Lastly, there's an original trailer
on YouTube.

10 comments:

  1. This is great news for a really entertaining flick. I'm a little disappointed in this new proclivity for issuing movies on "made to order" DVD-R media, though. I've got several DVD units in my home but only one of them can play the Warner Bros. discs because they won't play in a drive that can also record. I'm not a video pirate, but I guess there's enough of it going on that they have to protect their product.

    ReplyDelete
  2. I've had no problems playing Warner DVD-R discs in DVD players. My main concern is the format's longevity compared to standard factory-pressed DVDs - only time will tell. A comment on Warner Archive's Twitter feed hinted that their bestselling titles might possibly get proper releases.

    ReplyDelete
  3. Yes, it's very disappointing to read that this release is not up to the usual WA standard...okay some of their discs (such as some of the Tarzan's) maybe haven't looked all that great, but in the main, complaints have been few and far between (eg. THE CYCLOPS).
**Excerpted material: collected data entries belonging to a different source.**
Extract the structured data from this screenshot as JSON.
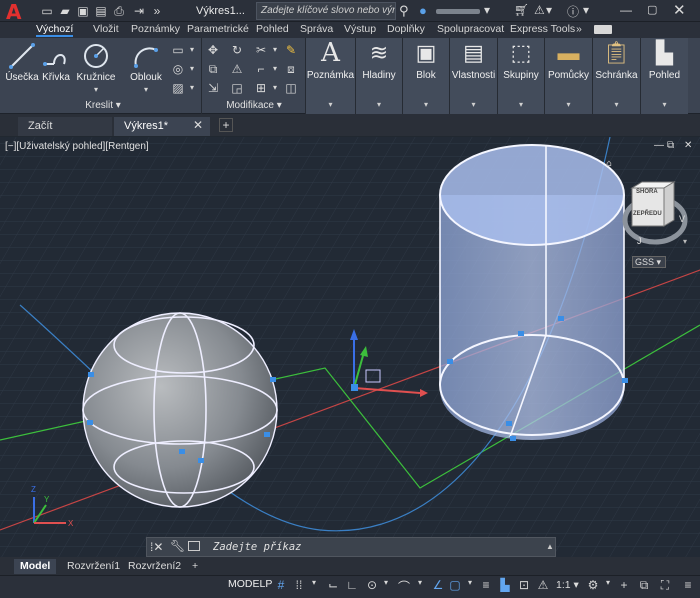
{
  "app": {
    "logo": "A",
    "document_title": "Výkres1...",
    "search_placeholder": "Zadejte klíčové slovo nebo výraz"
  },
  "colors": {
    "accent": "#3a8ee6",
    "logo_red": "#e2302f",
    "axis_x": "#e05050",
    "axis_y": "#3cbf3c",
    "axis_z": "#3a6fe6",
    "cylinder": "#b8c8f0"
  },
  "ribbon_tabs": [
    "Výchozí",
    "Vložit",
    "Poznámky",
    "Parametrické",
    "Pohled",
    "Správa",
    "Výstup",
    "Doplňky",
    "Spolupracovat",
    "Express Tools"
  ],
  "ribbon": {
    "draw_panel": {
      "title": "Kreslit",
      "buttons": [
        "Úsečka",
        "Křivka",
        "Kružnice",
        "Oblouk"
      ]
    },
    "modify_panel": {
      "title": "Modifikace"
    },
    "collapsed_panels": [
      "Poznámka",
      "Hladiny",
      "Blok",
      "Vlastnosti",
      "Skupiny",
      "Pomůcky",
      "Schránka",
      "Pohled"
    ]
  },
  "file_tabs": [
    "Začít",
    "Výkres1*"
  ],
  "viewport": {
    "label": "[−][Uživatelský pohled][Rentgen]",
    "viewcube_top": "SHORA",
    "viewcube_front": "ZEPŘEDU",
    "viewcube_s": "J",
    "viewcube_w": "V",
    "ucs_button": "GSS"
  },
  "command_line": {
    "placeholder": "Zadejte příkaz"
  },
  "layout_tabs": [
    "Model",
    "Rozvržení1",
    "Rozvržení2"
  ],
  "status_bar": {
    "model_label": "MODELP",
    "scale": "1:1"
  }
}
    I wonder if this is any better (or maybe even worse) than some of the earlier PAL releases from Italy etc?

    ReplyDelete
  4. Sounds like a fun little movie, and I'm tempted, but these new DVD-R releases really are wildly overpriced.

    ReplyDelete
  5. If I gave the impression it's a 'little' movie, I've failed! Compared to the witty James Bond/Derek Flint superspies, MacLean wrote tough humourless characters, set in far more realistic worlds of espionage.

    I deliberately compared this to Outbreak and The Andromeda Strain because they're the closest fit in terms of tone - a deadly threat to life on Earth and a race against time.

    Anyhow, you're right about the prices - I'd buy far more films speculatively if they were cheaper. At present I'm just getting my must-haves.

    ReplyDelete
  6. Miles, as regards Italian versions, I'm not buying it a third time until I know it's been remastered...

    Hopefully, if there was a better master out there, MGM would have used it. It's bizarre how some major moneyspinning hits just get left behind.

    ReplyDelete
  7. I have just purchased the Turner Classic Movies made-on-demand DVD. I bought it while it was being broadcast on TCM-HD (via Charter on our cable service) on December 21, 2012, and it looked beautiful there. I phoned them to ask if the DVD would look as good as the broadcast. They seemed to say "yes," suggesting it had been "re-mastered" and the copies would be made from the re-mastered version. I don't know whether it will reflect the treatment given films re-mastered by Criterion. I will see when it arrives and I've viewed it, then I'll report back here. I'm looking most interestedly for the cinematography in the desert scenes. I haven't found out yet where it was filmed, but I'm thinking California, not Nevada. The house used in some scenes in the desert looks like a famous architect's design.

    ReplyDelete
  8. I've just purchased the TCM made-on-demand version of this film while watching it yesterday, Dec. 21, 2012 on TCM. I phoned TCM first to see if the DVD would reflect the beautiful version I was watching at the time in HD. They said "yes," suggesting it had been re-mastered. We shall see, and I'll report back here.

    ReplyDelete
  9. Coming to BLU RAY this September 2015 from Kino!!!!

    ReplyDelete
  10. Yup, once more my hopes are up for decent remastering of this thriller.